Three little words, so much confusion (and mass hysteria)

By on February 7, 2002

Valentine’s Day is quickly approaching and it seems only fair to mention the guidelines of when and when not to say the three favorite words of the American people- “I love you”.
There are times when the words flow from our lips when they should not, specifically when people are caught in the middle of an intense moment. It seems as though uttering the words or even hearing them makes the action that is taking place acceptable. This is a common trick used by men and women all over the world. Why hasn’t anyone figured out that this is the perfect pick up line while making out with someone?
That is a prime example of the phrase being thrown around listlessly and without thought to what the words may mean. The impact of those words following a ‘a night of action,’ may be a one-sided relationship because the person who heard those words, may believe them and think that there is something more to the hook up than just that.
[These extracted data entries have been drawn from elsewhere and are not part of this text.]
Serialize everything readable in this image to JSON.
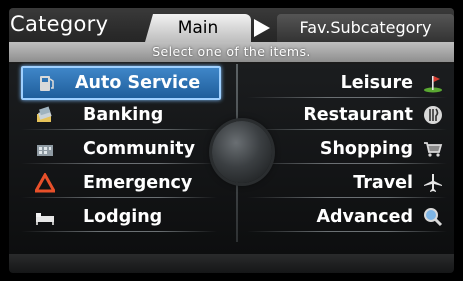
{
  "header": {
    "title": "Category",
    "tabs": [
      {
        "label": "Main",
        "active": true
      },
      {
        "label": "Fav.Subcategory",
        "active": false
      }
    ],
    "subtitle": "Select one of the items."
  },
  "left_items": [
    {
      "label": "Auto Service",
      "icon": "gas-pump-icon",
      "selected": true
    },
    {
      "label": "Banking",
      "icon": "banking-icon",
      "selected": false
    },
    {
      "label": "Community",
      "icon": "community-icon",
      "selected": false
    },
    {
      "label": "Emergency",
      "icon": "emergency-triangle-icon",
      "selected": false
    },
    {
      "label": "Lodging",
      "icon": "bed-icon",
      "selected": false
    }
  ],
  "right_items": [
    {
      "label": "Leisure",
      "icon": "golf-flag-icon"
    },
    {
      "label": "Restaurant",
      "icon": "fork-knife-icon"
    },
    {
      "label": "Shopping",
      "icon": "shopping-cart-icon"
    },
    {
      "label": "Travel",
      "icon": "airplane-icon"
    },
    {
      "label": "Advanced",
      "icon": "magnifier-icon"
    }
  ],
  "colors": {
    "selected_fill": "#2f75b6",
    "selected_border": "#9fd0ff",
    "emergency": "#e8502a",
    "leisure_flag": "#d63b2f",
    "grass": "#5aa832"
  }
}
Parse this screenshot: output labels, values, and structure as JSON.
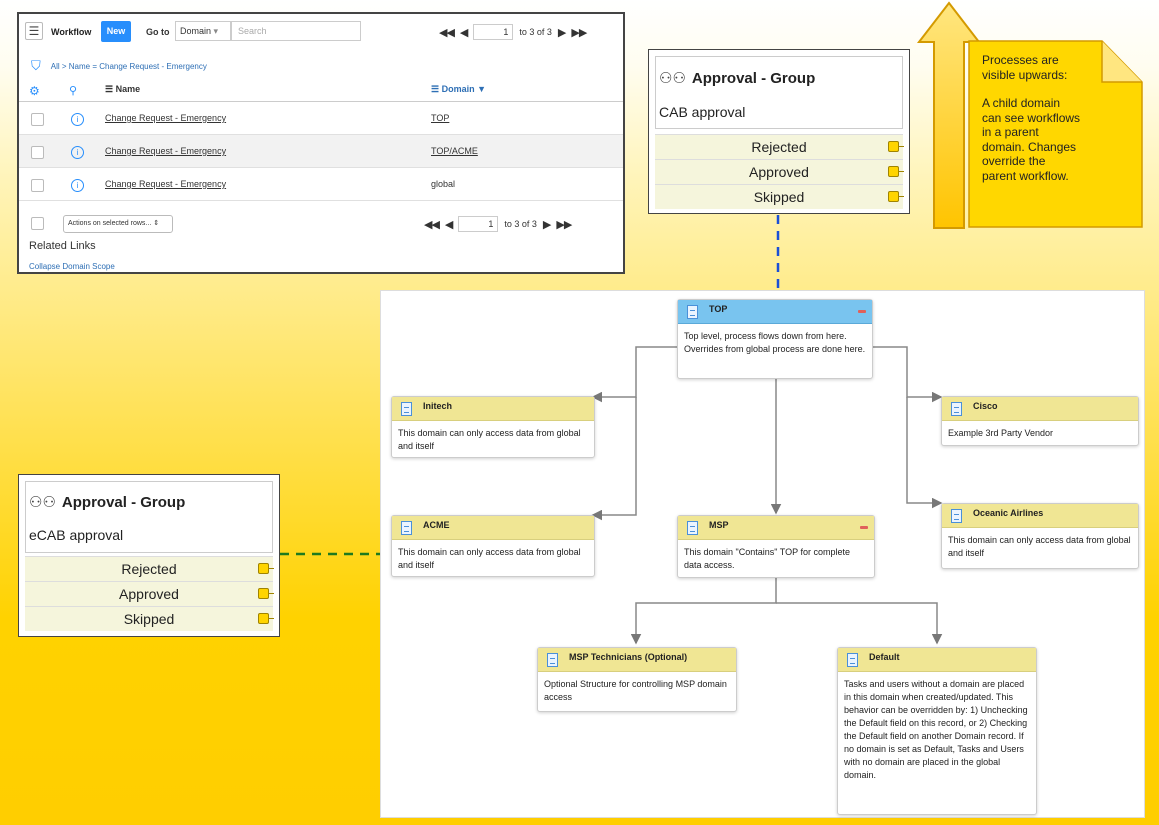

While the words bring great joy when used and said in the proper moment, saying the words for the mere purpose of hooking up with someone are misleading and inappropriate.
While the words may be exchanged early on in the dating process for most people, honestly, neither one of the people involved truly means what they say when the words are initially said. We think that we are in love because the person we are with takes interest in what we do and how we do it.
It is not until the relationship is tested in the sense of experiencing something that does not normally happen everyday, is when the words truly mean something more than just words that make someone feel good on paper.
We kid ourselves by using the phrase too often. No one falls in love after a few hook ups or even being in a relationship for three months. It takes so much longer to realize that you love someone.
You need to take the time to communicate with that person and in the process take the time to get to know the person intimately, not in the sexual sense, but intellectually, learning their fears, goals and the type of person they are when they are sick, cranky, stressed or in a silly mood. The less shallow the relationship is, the more the words mean when they are said.
Quite frankly, in relationships that have had the time to mature, love is not truly recognized and accepted until it has been lost or is close to being lost.
This is just some food for thought in the days leading to the lover’s holiday.